A good time to refinance is when you currently have an adjustable rate mortgage and the short term fixed rate is getting ready to adjust. For example if you have a 30 year mortgage on a 3/1 ARM that would mean that your interest rate will be fixed for the first 3 years of the mortgage loan. After the first 3 years are up, the interest rate will adjust and then it will continue to adjust once every 12 months (once per/year) thereafter for the remainder of the loan. Usually, this is a good time to look into refinancing. Consult your mortgage professional to see what your options are and what types of mortgages you will qualify for.
Another reason to refinance is to shorten your term. If you have been paying on your current mortgage and would like to save thousands of dollars off the remaining balance, shortening to a 20 or 15 year amortization may help.
One of the most common reasons for refinancing a home is to lower your monthly payments. You may lower your payments by lowering your interest rate, extending the term of your mortgage or a combination of both.
For example: You bought your home with a mortgage of $100,000 with an interest rate of 9% and a term of 30 years. Your monthly principal and interest payment is $804.62. You have lived there for some time now and reduced the principal balance on your mortgage to $80,000. You are approved for a new mortgage at 7%. Your closing costs are $5000. Your new loan amount will be $85,000 (you're including the closing costs in your new mortgage.) Your new principal and interest payment will be $565.51. You will save $239.11 every month!
You can use that extra money to compensate for a decrease in income or increase in expenses. Or, if your income and expenses have remained stable, you can put that money into a savings account or use it to pay down the principal balance of your mortgage.
In some cases, maintaining some cash reserve fund is more important than lowering the monthly payment. If you have significant equity on your home and if you are uncertain about your future income, refinancing to cash out is not a bad option. This is not a long term solution, but it buys you time to correct the problem. Remember, when you need the money most (such as the cases of illness or job loss), it usually is very difficult to borrow money. If you are in this situation, refinance to cash out before the unfortunate event occurs.
When exploring the possibility of refinancing your mortgage, there are many good reasons why you may want to seriously consider.
One reason is to pay-off high interest loans such as auto loans, personal loans, or credit cards that may be hurting your monthly cash flow. Paying off these debts can help shift non-taxable debt into your home at a low interest rate while giving you additional interest write-offs.

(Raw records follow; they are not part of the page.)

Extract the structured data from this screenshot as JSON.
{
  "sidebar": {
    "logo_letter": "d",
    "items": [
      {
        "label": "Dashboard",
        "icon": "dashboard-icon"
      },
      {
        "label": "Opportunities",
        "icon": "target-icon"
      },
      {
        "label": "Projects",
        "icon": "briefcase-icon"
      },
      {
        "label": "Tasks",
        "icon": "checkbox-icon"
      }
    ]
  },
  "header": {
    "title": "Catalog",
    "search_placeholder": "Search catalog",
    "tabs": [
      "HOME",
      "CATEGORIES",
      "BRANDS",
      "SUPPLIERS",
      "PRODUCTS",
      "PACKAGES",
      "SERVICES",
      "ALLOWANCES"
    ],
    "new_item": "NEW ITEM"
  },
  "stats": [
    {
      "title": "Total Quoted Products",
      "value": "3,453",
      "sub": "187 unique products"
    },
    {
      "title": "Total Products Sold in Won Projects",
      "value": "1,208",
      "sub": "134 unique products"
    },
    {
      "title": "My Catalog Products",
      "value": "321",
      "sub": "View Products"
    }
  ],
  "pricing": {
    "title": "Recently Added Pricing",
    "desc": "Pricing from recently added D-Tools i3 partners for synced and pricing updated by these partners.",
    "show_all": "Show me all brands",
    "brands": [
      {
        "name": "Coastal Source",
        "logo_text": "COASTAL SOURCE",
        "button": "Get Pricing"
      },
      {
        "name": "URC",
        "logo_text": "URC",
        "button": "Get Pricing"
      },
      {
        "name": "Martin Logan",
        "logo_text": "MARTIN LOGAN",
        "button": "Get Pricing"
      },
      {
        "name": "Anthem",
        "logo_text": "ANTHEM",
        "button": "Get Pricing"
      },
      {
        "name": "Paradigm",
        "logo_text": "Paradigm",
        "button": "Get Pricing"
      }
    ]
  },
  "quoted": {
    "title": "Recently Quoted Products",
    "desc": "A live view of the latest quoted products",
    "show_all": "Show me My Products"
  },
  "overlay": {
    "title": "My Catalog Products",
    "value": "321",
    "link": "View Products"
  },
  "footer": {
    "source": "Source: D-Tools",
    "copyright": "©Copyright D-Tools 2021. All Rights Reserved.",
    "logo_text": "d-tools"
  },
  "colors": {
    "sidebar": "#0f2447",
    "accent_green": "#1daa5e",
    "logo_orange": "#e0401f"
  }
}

When can I refinance? - Refinancing can be done anytime. However, special attention should be paid to your current loan terms, your ultimate goals with refinancing, any pre-payment penalty you may currently have, and the current interest rates that you would qualify for. Consult a mortgage professional immediately to find out if now is the best time for you to refinance.
One of the best times to refinance is when you honestly feel that you may be at rik of missing a mortgage payment. By refinancing, you can get into a minimum payment loan which requires about half the monthly minimum payment as a conventional loan, and take 1, 2 or even 3 months off from making mortgage payments. Taking this opportunity to consolidate high interest credit card debt can double your savings and potentially boost your tax benefits.
Many people refinance when they are on adjustable rate mortgage right when the ARM loans are getting ready to make their first adjustment. Most people that refinance because their ARM loan is getting ready to increase in rate begin the process roughly 30 days before the adjustment date.